Fig. 6: PCs exhibit representational flexibility across distinct environments. | Nature

Fig. 6: PCs exhibit representational flexibility across distinct environments.

From: A population code for spatial representation in the zebrafish telencephalon

Fig. 6

a, Schematic of the experiment combining landmark removal, wall morphing and fish removal.

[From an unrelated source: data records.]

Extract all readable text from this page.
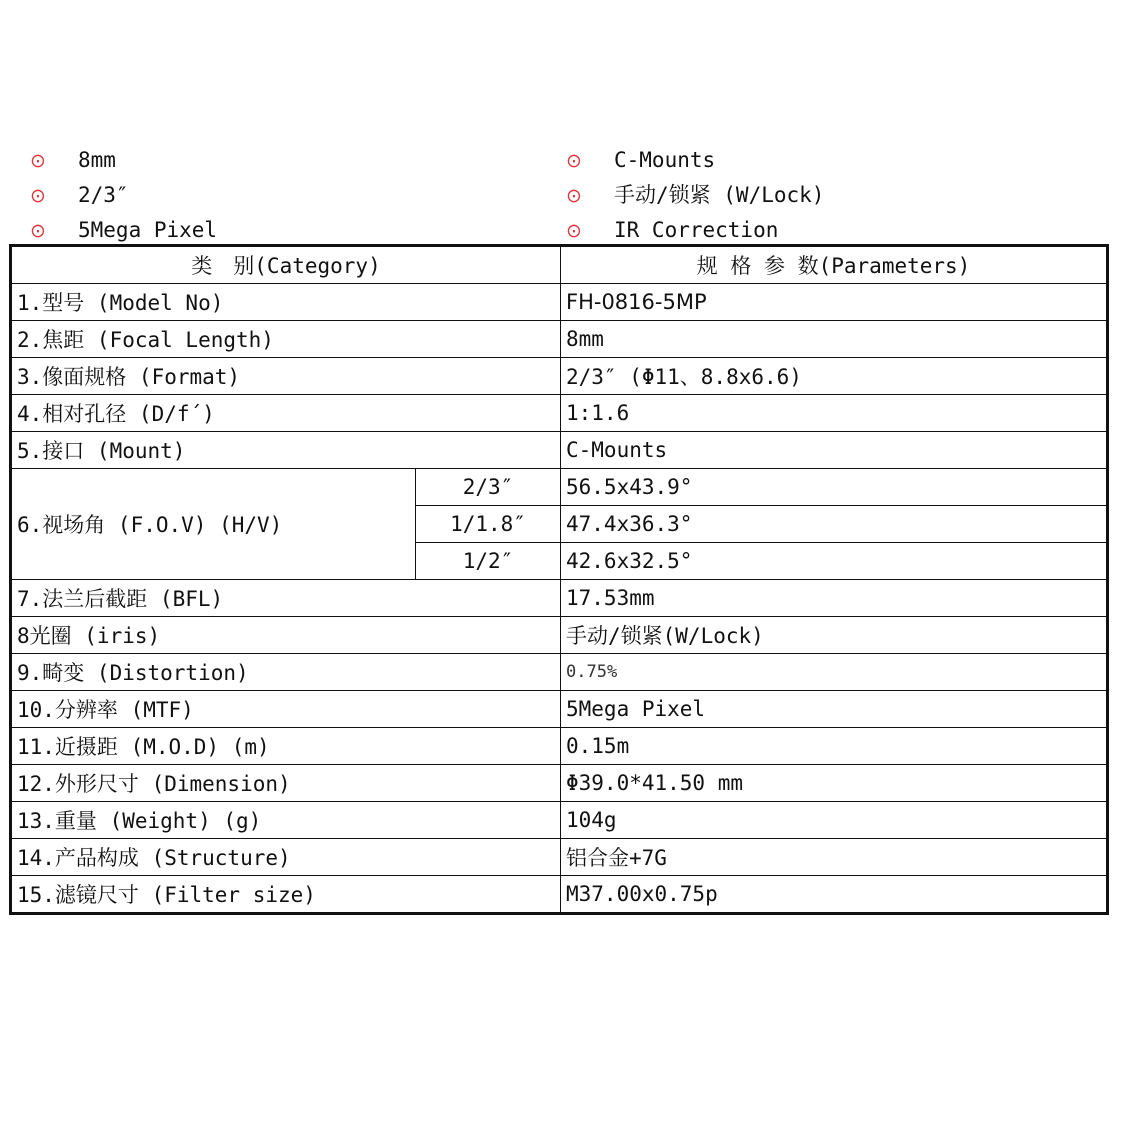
⊙ 8mm
⊙ 2/3″
⊙ 5Mega Pixel
⊙ C-Mounts
⊙ 手动/锁紧 (W/Lock)
⊙ IR Correction
类　别(Category)		规 格 参 数(Parameters)
1.型号 (Model No)		FH-0816-5MP
2.焦距 (Focal Length)		8mm
3.像面规格 (Format)		2/3″ (Φ11、8.8x6.6)
4.相对孔径 (D/f´)		1:1.6
5.接口 (Mount)		C-Mounts
6.视场角 (F.O.V) (H/V)	2/3″	56.5x43.9°
	1/1.8″	47.4x36.3°
	1/2″	42.6x32.5°
7.法兰后截距 (BFL)		17.53mm
8光圈 (iris)		手动/锁紧(W/Lock)
9.畸变 (Distortion)		0.75%
10.分辨率 (MTF)		5Mega Pixel
11.近摄距 (M.O.D) (m)		0.15m
12.外形尺寸 (Dimension)		Φ39.0*41.50 mm
13.重量 (Weight) (g)		104g
14.产品构成 (Structure)		铝合金+7G
15.滤镜尺寸 (Filter size)		M37.00x0.75p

Following S1, the fish was removed and transferred to a chamber with a different geometry and no landmarks for S2 (Methods). bd, Analysis of experiment performed as in Fig. 4j–l, respectively. d, For all histograms, solid lines indicate mean distributions across all fish, shaded regions indicate s.d. across all fish and vertical dashed lines indicate medians of averaged distributions. Results of statistical tests for individual animals are summarized in Extended Data Fig. 6a. e, We quantify the degree to which neighbourhood relationships between telencephalic PCs are maintained across sessions (‘neighbour retention %’; Methods). For each PC, neighbours are defined as cells with the highest PF correlation to the cell of interest, with a systematically varied inclusion threshold from the top 2% to the top 100%. Neighbour retention % is defined as the number of PCs that remain neighbours in S2 divided by the number of original neighbours in S1. The average neighbour retention % across PCs between S1 and S2 (solid red line) is plotted against the control comparison between the early and late stages of S1 (solid black line), as well as against comparisons with shuffled data (solid grey line). We also subdivided neurons into two groups based on the distance of each place field to the edge of the chamber in S1 (dashed lines represent distance to edge 3 mm or less, 233 ± 135 cells, mean ± s.d.; dotted lines represent distance to edge greater than 3 mm, 352 ± 171 cells, mean ± s.d.). Scale bars, 10 mm.